8. Victorian licencing laws.

Our licencing laws are a mess. With your licence to distil comes a wholesalers licence NOT a retail licence. So you can’t sell at the distillery, you can’t sell individual bottles and you can’t sell on-line. You are forced to hand your margin to a middle man. Distributors also ‘distribute’ they don’t necessary sell – that’s up to you. Also everyone in the chain between you and the consumer will add 15%-30% to the price. So do the sums.

8. Route to market.

What’s yours? The local pub will take a bottle (not that you are allowed sell them just one), but then what? The nearby off-licence will take a case (as long as it is not part of a chain). After that? SuperValu? Your local store should help, but what counts as local? We are based in Cappoquin Co Waterford but the SuperValu in Dungarvan won’t stock our gin as it is not ‘local’. But SuperValu in Fermoy in Co. Cork will. Go figure. Other supermarkets and off-licence chains will only purchase centrally and most couldn’t be arsed. Why? Setting up new accounts is costly and high risk, if your product goes in, something has to come out to make room for it. And what if your product sells less than the one it is replacing? The buyer will loose their job.
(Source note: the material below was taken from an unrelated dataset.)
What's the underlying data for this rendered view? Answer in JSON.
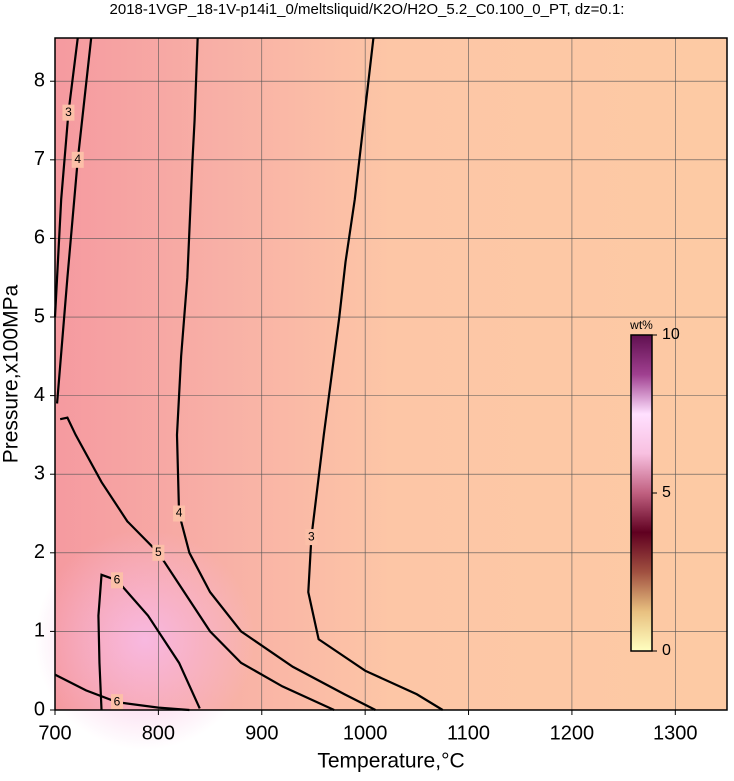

Route to market is everything, that’s how the  majors keep their stranglehold on the market, they control it. They have reps on the road, vans that deliver, they can under cut you and move your stock about so no one will see it. If you haven’t got your route to market sorted you are as good as dead.


9. Distilling.

At last, the sexy bit. But again our laws are a mess. The smallest still allowed in Ireland is 1800 litre. Which isn’t that small. If you want something a bit more boutique you have to make a special case to Revenue. They are being very generous right now, but all it will take is one eejit and its game over.

Distilling is also dangerous. Your raw material is a highly explosive rocket fuel. Do you know what ATEX is? Have you any idea how expensive ATEX lights are? How will you heat your still? Flame? Let’s see you get that past an Irish fire office. Electric? Do you have enough three phase power and you can’t have elements in contact with the spirit. Steam? Expensive and possibly even more dangerous than the highly explosive rocket fuel.

10. End of the World.

Ireland is on the end of just about every supply chain. You want botanicals, they have to come via the UK, so a Sterling transaction. Bottles? Italy and France are good. But allow a surcharge for a single pallet and an extra €250 to get the pallet over. All these costs will get added to the price of your gin, no wonder ‘craft’ costs. On a happy note ethanol is available locally, but if you want grain based again it will come via the UK.

Barry holds court!
Barry holds court!

But it’s not all glum. If you like standing around in the bitter cold watching gin drip out of a pipe, then this is the life for you. If however you think it’s party-central, think again. Although we do have the odd good party…

I didn’t get a chance to even talk much about distilling. About louching, cut points, licencing, bonds, deferred payment guarantee, EMCS, heads and tails, or even my favourite: scaling up. In fact there is so much to talk about I think I will just stop for now.